In 1939, when war broke out, Louis enlisted in the army. He was 46. Assigned first to Tours, then to Marseille, he worked as a liaison interpreter between the French and British armies. He was demobilised when France surrendered in June 1940. In August he returned to Poitiers and wrote to General de Gaulle, then leader of the Free French in England, declaring his support. From the end of 1940, he became the leader of the organised Resistance network in occupied Vienne. He was also involved in setting up one of the first Resistance newspapers in France, Le Libre Poitou.

Two years later, on 30 August1942, Louis and twenty-eight other members of the Renard network were arrested following a combined operation by Vichy police and the Gestapo. Imprisoned first in Poitiers, then in Paris, they were transferred to Germany, where Louis and nine others were tried and sentenced to death. They were guillotined on 3 December 1943, four days before Louis’ fiftieth birthday.

Of necessity, the above is an extremely brief summary of Louis’ life and work as a member of the Resistance. If you are interested, there is a very good French website https://www.vrid-memorial.com/ devoted to the history of the Vienne department during the Second World War, and this includes a great deal of fascinating information about the Renard network, including a copy of Louis’ letter to de Gaulle, a detailed account of his arrest (written by his wife), and a letter Louis sent to his wife while in prison. There is also a book, La chute du réseau Renard:1942 (The Fall of the Renard Network, 1942) by Jean-Henri Calmon, which details how some members of the Vichy police were only too eager to please their new masters by arresting Louis and his colleagues.

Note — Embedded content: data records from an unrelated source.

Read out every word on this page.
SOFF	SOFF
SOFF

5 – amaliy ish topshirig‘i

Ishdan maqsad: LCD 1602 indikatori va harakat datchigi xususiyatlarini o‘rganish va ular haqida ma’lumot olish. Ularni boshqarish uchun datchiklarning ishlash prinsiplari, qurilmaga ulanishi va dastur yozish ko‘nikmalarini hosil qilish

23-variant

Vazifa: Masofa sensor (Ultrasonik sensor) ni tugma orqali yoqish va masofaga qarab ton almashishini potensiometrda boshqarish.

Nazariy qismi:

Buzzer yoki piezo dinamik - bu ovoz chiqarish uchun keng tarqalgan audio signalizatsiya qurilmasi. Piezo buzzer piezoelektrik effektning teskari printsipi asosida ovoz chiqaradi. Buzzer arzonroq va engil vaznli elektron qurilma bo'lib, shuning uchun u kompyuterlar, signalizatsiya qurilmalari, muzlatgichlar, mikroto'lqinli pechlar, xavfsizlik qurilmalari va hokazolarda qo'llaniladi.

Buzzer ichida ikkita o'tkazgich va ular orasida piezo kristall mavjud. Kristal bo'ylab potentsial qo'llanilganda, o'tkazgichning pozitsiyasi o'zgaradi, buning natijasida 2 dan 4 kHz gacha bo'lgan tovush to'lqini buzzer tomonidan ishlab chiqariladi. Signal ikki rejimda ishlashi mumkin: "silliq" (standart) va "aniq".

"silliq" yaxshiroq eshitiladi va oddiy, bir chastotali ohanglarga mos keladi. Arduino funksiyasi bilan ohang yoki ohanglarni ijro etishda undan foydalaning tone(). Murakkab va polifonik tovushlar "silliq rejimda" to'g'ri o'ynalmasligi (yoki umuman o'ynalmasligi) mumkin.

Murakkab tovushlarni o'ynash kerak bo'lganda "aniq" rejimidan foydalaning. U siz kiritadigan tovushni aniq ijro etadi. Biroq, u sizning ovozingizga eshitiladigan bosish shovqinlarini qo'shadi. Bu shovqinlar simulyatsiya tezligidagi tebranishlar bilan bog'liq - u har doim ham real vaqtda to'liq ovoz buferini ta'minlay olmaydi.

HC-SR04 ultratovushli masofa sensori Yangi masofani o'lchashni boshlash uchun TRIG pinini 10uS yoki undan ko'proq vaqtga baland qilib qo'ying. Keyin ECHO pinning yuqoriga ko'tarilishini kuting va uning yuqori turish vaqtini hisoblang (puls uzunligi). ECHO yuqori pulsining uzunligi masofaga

Louis’ story is clearly that of a man worthy of respect, but alert readers will have noticed a gap in the potted biography that I’ve provided, in that it jumps from 1908 to 1920. I have left this period till now because it highlights for me one of the most interesting aspects of his story.

I said above that Louis enlisted in 1939. In fact, he re-enlisted. Louis had originally been called up for national service in 1913, and he was a sergeant in the army when war broke out the following year. His war record is impressive, He was awarded the Légion d’honneur and the Croix de guerre in 1916. By the time he was invalided out in 1917, he had lost an eye, had a lung perforated, and suffered a hand injury. He had reached the position of lieutenant. In July 1918, the death of his brother Henri, who had been killed while leading his men into battle, affected him badly.

After the war, Louis married Marie Germaine Marsaudon, and they went on to have six children. His experiences had made him a committed peace activist, and one of his reasons for founding the Rotary Club in Poitiers was that he saw this as a way of building direct relations with like-minded individuals in other countries. One might think that by this time Louis had already lived ‘a full life’. Yet this was the man, the severely disabled family man, who had no hesitation in volunteering again for active service in 1939 and who was to die so cruelly four years later.

One sometimes hears jokes about the French capitulation in 1940. It is estimated that somewhere between 55,000 and 85,000 French serviceman lost their lives before the surrender, with another 120,000 wounded. Estimates for the number of active members of the Resistance vary widely. The French government puts it at 220,000; Douglas Porch, in his respected study The French Secret Services, puts it at 75,000.